Subprocesses are generally bad news
Yesterday, I wrote about a confluence of well-meaning features which can create a serious disaster. It's what happens when you have a flag library, a means to change those flags by way of unauthenticated networks, and programs that run subprocesses. I glossed over a bunch of possible tangents in order to focus on that particular hat trick.
Today, however, is about the specific case of running subprocesses. In short, if you can make your system work without them, then do so! "Shelling out" to something else is a fantastic way to open incredibly bad holes in your system and potentially give the entire game away to whoever happens to find it first.
There are too many ways this can go wrong. I will attempt to describe a few of them.
First off, system(). This is a C library call which looks mighty tempting. It lets you run processes just by constructing a string. They run by way of a shell, and so respect PATH. This means you don't even need to worry about exactly where the binary lives. You can just system("git commit -m update") and it'll work well enough to make you think it's safe and good to leave like that forever.
The biggest problem here is that yes, it runs via a shell. Shells love to take all kinds of flexible input and do marvelous things with them. With that in mind, what if I can get you to put certain magic characters into the command? Going based on our git example from above, maybe instead of saying "update" as the commit reason, I can get you to say something I define. What if I tell you the commit reason is this?
foo ; touch /tmp/0wned;
What's going to happen? It's going to call out to this, isn't it?
git commit -m foo ; touch /tmp/0wned;
Congratulations, you just ran my payload.
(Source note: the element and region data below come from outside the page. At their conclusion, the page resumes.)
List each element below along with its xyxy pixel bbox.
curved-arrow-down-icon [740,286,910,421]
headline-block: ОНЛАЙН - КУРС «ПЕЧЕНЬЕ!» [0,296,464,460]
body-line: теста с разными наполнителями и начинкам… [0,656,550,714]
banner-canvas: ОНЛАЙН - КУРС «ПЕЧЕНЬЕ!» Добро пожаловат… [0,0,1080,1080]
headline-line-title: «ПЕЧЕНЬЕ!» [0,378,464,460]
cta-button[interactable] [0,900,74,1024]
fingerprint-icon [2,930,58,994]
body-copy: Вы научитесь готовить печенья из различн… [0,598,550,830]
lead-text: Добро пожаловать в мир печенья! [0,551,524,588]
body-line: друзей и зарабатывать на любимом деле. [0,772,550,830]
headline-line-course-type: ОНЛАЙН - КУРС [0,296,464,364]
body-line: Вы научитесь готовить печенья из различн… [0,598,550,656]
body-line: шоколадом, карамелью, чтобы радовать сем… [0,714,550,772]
"I'll just escape it" is a typical and yet unacceptable response to this. Odds are good that this will get screwed up, and someone will find yet another clever way to inject some command that would benefit them.
Maybe you use popen() instead. Assuming we're talking about the C library version here, guess what? You are also going through a shell, and are just as vulnerable. If you build up a command line and allow me to send you arguments, I can probably make you run my payload.
Python has variants on this. The usual popen-alike you find on Python doesn't usually run through a shell, but it can totally be done if you explicitly enable it. This means it might be vulnerable to this kind of injection if someone switched that feature on.
This is the point where you start grepping through your code base for calls to system() and popen() and whatever flag(s) Python uses to send it through a shell. Maybe you'll find something and can close the holes before someone else drives a truck through it. Maybe they already have.
Something like execve() is somewhat better, since you get to specify the target executable separate from all of the arguments, and there's no shell involved. It actually replaces your process with the new thing, so you have to figure out all of the stdin/out/err business, potentially closing outstanding fds, not running afoul of "things to not run after fork and before exec", and all of that fun stuff. It also means you control the environment of the new process, and can exclude a bunch of nasty stuff that might otherwise be provided by an attacker.
Still, if you can swing it, the only way to win this game might be to not play at all. If a program is just calling into a library, maybe you can do that yourself. Besides avoiding the possibility for command injection, and having to deal with forking and execing and doing that correctly, you can just call into it and call it done.
Obviously, this isn't always an option. It's not like you can call into some magic library that'll do what a call to gcc or g++ would otherwise do. There are many more examples of programs which don't exist in terms of user-facing libraries and will only deal with you through their human-facing CLI tools. In those realms, all you can do is wrap the programs and hope for the best.
One thing to consider is the possibility of explicit separation of responsibilities. Maybe you're stuck having to run some other program for some reason. You have no choice in the matter. Well, nothing says you necessarily have to do it inside the same process, right?
To abuse the earlier mention of gcc, one really bizarre approach would be to have something sitting there waiting for the call over loopback (or a Unix domain socket), which would then accept a few well-specified parameterized requests and would then run gcc in a really sparse environment (chroot, "container", that sort of thing) and kick back the results. It could run as a totally different account, too, so if something truly bad happened, it wouldn't have access to much else.
A cheeky name for it might be "RCE as a service".
Of course, now you have a dispatch problem, and a bunch of lurking processes waiting to be discovered and mistreated, and the matter of authenticating/authorizing requests to those dispatchers, and so on. You might wind up trading one set of problems for another.
In any case, take a few things away from this.
First, subprocesses are a code smell. Avoid them whenever possible.
Second, popen() and system() are really hard to use safely.
Third, if you don't need to allow modifying the environment and/or arguments handed to a subprocess, don't let it anywhere near user-supplied data! Make those things run from hard-coded constant strings or something to that effect. Don't substitute, concatenate or otherwise "taint" the future program's argv[] with data from a potential attacker.
Finally, if you can, wall this stuff off in some sort of jail.